Sunday, February 21, 2010

Acceptance

The curious paradox is that when I accept myself just as I am then I can change.
Carl Rogers

Thursday, February 18, 2010

Surrender

The concept of surrender teaches you that when you stop resisting and surrender to your situation exactly as it is, things begin to change. Resistance is an instinctive mechanism you use to push away or deny your pain to protect you from your feelings of loss and grief. In the end, resistance robs you of your capacity to heal and transcend. when you surrender, you acknowledge, "This is what I am faced with right now in my life's journey. While Id like it to be different, I must allow myself to face the reality of what is happening -- When you surrender you release attachment to how you feel your life should be and invite yourself to be in the presence of your life exactly as it is. While naturally difficult to do, surrender is an act of courage. Dr. Alan Wolfelt.

Tuesday, February 16, 2010

SOS Help for Emotions

My current professional read is: SOS Help for Emotions - Managing Anxiety, Anger & Depression by Dr. Lynn Clark, Ph.D. It is a book grounded in Albert Ellis' Cognitive Behavior Therapy. It is an easy to read book with exercises and a summary of the main points at the end of each chapter. He states: Manage your Emotions or they will Manage you! Effectively managing our emotions includes: soothing and calming ourselves when update; practicing self-control; managing anger; controlling impulses; expressing emotions in healthy ways; avoiding sustained anxiety, anger and depression; handling inevitable defeats and setbacks in life; preventing negative emotions from dominating our judgment and problem solving. Two additional ingredients for managing our emotions are: tolerating frustration and accepting and valuing ourselves. Learn to soothe your emotions.

Thus far, a good read with some helpful suggestions.

Thursday, February 11, 2010

Finding Hope

For women experiencing depression and looking to find hope, join us for our 8-week psychoeducational group to begin Monday, March 8th from 4:30 - 6:00 PM. Learn techniques to help the healing process and gain your life back. Nutrition, exercise, medications, anxiety management, identify underlying causes, eliminate negative habits of body and mind will be some of our topics of discussion. We're a group to encourage women with depression how to find hope and joy in your life.

We will post summaries of our lessons so that if you can't join us in Bountiful you can be a part of us!

Wednesday, February 10, 2010

What Happy Couples Know

This article has 5 great tips on keeping your relationship happy. In summary they are: 1. Talk to each other (seems obvious but SO important ... connect each day) 2. Flirt & Have fun 3. Get Stupid Together (laugh & be silly) 4. Declare Your Independence (Have activities/friendships outside your marriage) 5. Share a Spiritual Moment each day.

Monday, February 8, 2010

Healthy Assertive Rights

I recall my mom encouraging me to read the book My Perfect Right as an adolescent girl.

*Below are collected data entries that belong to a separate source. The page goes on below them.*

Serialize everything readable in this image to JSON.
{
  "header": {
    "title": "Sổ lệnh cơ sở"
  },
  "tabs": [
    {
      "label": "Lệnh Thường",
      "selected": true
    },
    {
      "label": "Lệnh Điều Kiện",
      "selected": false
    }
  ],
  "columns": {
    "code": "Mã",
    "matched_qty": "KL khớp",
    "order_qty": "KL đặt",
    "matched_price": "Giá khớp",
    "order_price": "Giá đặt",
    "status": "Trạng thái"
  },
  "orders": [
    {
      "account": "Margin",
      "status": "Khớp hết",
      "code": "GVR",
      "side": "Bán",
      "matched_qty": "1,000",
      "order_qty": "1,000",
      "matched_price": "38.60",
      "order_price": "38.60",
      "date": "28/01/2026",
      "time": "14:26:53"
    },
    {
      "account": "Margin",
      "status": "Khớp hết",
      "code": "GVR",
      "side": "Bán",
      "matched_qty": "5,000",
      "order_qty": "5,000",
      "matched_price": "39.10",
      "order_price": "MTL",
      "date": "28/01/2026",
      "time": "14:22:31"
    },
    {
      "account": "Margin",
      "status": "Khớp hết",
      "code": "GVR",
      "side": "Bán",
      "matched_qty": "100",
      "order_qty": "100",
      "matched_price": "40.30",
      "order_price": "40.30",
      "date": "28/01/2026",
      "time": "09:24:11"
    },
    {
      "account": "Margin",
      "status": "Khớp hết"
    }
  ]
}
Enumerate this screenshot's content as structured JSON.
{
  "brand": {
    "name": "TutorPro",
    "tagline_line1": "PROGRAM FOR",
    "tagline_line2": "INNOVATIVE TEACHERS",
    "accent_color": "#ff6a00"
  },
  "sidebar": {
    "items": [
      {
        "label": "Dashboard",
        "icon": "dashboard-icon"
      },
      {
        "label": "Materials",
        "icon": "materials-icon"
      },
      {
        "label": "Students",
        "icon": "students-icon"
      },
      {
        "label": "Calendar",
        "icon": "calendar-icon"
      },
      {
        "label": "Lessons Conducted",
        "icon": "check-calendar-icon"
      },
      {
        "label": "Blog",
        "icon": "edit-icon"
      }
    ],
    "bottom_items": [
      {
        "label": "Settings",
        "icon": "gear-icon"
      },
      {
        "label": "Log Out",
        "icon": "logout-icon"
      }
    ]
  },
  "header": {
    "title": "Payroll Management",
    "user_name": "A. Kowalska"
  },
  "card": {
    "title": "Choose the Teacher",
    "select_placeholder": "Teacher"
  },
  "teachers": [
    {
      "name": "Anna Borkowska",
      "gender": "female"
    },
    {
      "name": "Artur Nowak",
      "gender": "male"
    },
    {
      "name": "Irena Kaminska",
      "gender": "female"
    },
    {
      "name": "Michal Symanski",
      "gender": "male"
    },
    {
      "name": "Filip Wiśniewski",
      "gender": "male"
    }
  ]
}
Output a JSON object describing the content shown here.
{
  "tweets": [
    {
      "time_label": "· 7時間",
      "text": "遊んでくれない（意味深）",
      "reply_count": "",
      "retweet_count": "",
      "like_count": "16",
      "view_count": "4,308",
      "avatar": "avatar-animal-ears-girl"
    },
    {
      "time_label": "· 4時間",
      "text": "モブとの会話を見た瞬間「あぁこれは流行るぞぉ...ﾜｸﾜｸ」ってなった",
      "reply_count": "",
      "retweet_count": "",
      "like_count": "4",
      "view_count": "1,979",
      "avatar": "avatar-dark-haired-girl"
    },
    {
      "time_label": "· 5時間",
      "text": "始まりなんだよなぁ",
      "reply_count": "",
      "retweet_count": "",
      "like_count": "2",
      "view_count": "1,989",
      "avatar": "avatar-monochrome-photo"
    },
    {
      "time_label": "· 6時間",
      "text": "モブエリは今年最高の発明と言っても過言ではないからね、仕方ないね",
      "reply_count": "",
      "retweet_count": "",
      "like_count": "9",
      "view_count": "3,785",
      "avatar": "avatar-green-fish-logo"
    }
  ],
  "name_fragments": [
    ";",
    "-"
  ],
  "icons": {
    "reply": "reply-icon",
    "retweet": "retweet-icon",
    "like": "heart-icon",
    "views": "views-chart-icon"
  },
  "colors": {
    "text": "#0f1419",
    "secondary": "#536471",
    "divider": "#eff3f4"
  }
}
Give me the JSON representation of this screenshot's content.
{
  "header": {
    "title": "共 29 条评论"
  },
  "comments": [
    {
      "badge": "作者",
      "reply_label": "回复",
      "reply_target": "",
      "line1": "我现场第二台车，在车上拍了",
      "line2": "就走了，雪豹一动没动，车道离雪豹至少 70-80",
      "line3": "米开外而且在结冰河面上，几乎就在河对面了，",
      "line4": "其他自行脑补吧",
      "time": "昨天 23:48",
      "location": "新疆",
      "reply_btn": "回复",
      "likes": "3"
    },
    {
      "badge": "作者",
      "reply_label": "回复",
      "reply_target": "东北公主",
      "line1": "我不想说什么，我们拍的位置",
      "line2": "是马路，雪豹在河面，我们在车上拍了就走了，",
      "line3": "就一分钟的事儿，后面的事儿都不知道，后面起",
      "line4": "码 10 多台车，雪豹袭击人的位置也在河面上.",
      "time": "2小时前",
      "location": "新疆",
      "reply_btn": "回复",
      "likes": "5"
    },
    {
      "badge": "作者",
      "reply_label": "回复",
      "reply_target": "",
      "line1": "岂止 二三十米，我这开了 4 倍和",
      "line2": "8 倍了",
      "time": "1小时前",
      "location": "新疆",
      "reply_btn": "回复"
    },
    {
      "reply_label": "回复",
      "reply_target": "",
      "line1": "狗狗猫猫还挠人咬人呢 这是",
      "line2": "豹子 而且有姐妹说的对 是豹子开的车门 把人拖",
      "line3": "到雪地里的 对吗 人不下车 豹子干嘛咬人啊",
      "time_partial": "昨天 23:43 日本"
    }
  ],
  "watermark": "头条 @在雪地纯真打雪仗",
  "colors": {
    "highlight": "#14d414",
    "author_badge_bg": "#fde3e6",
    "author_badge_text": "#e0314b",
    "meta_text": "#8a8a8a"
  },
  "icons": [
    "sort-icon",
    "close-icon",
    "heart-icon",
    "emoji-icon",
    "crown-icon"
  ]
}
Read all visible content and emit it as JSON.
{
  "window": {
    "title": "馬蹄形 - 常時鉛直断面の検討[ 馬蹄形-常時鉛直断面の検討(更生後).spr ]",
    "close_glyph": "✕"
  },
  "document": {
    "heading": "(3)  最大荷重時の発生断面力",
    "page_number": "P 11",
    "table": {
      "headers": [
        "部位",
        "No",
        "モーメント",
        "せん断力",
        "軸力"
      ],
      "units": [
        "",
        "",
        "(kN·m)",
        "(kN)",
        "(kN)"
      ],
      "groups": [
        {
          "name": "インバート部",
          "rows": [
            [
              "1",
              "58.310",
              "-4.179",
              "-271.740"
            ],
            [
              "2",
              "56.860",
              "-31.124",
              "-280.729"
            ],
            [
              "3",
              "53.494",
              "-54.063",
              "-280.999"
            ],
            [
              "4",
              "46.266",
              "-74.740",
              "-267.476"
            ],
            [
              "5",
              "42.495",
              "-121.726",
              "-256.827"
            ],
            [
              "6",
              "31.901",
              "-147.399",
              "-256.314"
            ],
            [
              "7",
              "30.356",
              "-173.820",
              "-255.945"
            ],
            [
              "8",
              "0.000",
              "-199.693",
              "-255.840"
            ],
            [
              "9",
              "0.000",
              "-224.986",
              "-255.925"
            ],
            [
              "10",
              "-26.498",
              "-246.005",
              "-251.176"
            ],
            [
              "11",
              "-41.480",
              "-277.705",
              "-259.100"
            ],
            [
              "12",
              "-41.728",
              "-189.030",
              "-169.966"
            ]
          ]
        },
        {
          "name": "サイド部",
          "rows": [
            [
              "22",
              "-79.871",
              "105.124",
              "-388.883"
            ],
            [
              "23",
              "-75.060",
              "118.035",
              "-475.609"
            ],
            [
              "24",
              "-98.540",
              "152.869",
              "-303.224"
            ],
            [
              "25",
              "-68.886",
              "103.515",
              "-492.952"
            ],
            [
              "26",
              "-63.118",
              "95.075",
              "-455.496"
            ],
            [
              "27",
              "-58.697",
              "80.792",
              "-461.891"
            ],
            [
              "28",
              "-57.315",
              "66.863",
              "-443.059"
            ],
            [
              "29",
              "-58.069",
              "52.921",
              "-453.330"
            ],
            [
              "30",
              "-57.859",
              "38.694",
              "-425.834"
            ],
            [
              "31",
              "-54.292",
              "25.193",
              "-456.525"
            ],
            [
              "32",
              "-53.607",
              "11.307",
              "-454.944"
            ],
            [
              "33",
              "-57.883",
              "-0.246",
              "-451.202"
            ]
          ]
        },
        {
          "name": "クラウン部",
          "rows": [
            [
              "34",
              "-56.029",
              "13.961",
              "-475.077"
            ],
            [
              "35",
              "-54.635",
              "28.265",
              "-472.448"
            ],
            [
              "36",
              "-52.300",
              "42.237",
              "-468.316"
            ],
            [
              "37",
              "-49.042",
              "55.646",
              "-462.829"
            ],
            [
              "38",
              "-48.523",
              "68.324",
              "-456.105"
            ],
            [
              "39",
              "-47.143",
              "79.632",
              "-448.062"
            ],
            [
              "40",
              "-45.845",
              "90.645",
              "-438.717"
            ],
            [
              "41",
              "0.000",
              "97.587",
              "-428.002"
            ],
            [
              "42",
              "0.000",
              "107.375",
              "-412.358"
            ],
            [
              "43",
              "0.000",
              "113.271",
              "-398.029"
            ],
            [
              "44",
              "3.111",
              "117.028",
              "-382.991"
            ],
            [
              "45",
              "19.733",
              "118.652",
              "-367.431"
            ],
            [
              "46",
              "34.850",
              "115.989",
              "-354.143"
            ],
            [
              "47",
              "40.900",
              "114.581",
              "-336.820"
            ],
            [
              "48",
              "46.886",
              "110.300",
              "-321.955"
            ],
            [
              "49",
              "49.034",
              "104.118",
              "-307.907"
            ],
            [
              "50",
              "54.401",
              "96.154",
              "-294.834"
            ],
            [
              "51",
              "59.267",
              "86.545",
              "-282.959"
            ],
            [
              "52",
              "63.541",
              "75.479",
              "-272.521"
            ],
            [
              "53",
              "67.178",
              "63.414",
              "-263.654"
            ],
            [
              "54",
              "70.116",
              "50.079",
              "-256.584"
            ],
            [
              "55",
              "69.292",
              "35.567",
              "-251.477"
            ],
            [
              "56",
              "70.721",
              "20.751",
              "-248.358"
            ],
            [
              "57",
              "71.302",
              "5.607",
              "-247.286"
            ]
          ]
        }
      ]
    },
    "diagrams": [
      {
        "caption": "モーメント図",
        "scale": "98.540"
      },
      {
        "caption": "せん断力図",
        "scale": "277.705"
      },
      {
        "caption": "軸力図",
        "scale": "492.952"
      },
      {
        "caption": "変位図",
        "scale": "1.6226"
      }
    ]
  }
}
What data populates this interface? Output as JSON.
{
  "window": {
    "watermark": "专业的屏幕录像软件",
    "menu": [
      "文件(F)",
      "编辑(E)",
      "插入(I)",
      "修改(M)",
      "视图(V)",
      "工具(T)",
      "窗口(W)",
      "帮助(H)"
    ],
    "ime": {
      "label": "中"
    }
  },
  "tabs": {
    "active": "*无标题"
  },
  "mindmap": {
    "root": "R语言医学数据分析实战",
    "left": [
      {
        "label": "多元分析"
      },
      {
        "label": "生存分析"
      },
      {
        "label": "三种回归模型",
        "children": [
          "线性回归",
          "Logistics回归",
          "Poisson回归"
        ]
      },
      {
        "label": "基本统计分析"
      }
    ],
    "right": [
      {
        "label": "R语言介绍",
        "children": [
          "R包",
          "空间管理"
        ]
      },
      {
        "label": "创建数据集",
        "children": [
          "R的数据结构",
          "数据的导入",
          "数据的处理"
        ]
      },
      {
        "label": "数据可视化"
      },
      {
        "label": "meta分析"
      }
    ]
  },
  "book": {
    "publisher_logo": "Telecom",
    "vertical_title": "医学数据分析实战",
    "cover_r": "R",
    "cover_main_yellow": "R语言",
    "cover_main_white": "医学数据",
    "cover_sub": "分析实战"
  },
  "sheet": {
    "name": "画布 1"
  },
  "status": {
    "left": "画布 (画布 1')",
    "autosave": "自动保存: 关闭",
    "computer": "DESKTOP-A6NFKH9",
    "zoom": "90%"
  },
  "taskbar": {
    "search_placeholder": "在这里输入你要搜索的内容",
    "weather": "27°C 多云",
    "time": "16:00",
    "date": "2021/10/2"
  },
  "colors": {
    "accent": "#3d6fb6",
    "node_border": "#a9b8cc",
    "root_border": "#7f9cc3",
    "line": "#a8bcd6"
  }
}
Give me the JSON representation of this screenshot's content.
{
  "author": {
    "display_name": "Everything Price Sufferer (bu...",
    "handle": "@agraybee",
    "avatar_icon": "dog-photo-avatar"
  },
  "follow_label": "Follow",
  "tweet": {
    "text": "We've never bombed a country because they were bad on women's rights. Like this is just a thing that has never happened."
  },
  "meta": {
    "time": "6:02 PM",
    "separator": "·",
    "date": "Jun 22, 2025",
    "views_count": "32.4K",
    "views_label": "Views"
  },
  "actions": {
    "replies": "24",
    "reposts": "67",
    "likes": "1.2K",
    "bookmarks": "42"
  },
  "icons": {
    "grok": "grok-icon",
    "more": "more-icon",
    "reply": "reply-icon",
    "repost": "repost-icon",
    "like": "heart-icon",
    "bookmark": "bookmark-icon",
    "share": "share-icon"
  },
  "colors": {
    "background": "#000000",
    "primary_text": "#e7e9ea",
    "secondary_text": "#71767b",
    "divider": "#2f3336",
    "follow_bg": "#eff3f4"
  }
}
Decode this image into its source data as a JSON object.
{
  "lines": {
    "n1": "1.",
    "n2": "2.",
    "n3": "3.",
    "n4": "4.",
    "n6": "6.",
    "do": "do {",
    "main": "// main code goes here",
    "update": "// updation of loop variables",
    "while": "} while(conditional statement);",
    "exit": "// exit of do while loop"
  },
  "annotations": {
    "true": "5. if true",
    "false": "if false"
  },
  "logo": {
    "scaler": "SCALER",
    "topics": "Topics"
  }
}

I appreciate her encouraging me to implement the following into my life.

I have a right to put myself first, sometimes.
I have a right to make mistakes.
I have a right to be the final judge of my feelings and accept them as legitimate.
I have a right to express my own opinions and beliefs.
I have a right to question what I don't like and to protest unfair treatment.
I have a right to ask for clarification.
I have a right to negotiate for change.
I have a right to ask for help or emotional support.
I have a right to feel and express pain and or uncomfortable feelings.
I have a right to receive recognition for my special qualities and talents and for my work and achievments.
I have a right to say "no" to other people's requests.
I have a right to be alone, even if others request my company.
I have a right not to have to justify myself to others.
I have a right not to take responsibility for someone else's problem.
I have a right not to have to anticiipate the needs and wishes of others.
I have a right to say "I don't know" or "I don't understand.

Thursday, February 4, 2010

Pain & Hope

In the words of Alla Bozarth-Campbell, "Pain is bearable when we are able to trust that it won't last forever, not when we pretend it doesn't exist.

As Helen Keller states, "The only way to the other side is through."

These two quotes are among many in Dr. Alan Wolfelt's Understanding Your Suicide Grief: Ten Essential Touchstones for Finding Hope and Healing your Heart.

Tonight we will meet for our grief group - 5:15 - 6:30 for those who have experienced the death of someone they love from suicide. 6:45 - 8:00 for those who have experienced the death of someone they love.

If you'd like to join us, you can contact Becky at 801.259.3883 or email: becky.lpc@gmail.com

Monday, February 1, 2010

What's Self-Compassion?

... bearing witness to one's own suffering, and responding with kindness and understanding.

What do you do to create self-compassion in your life?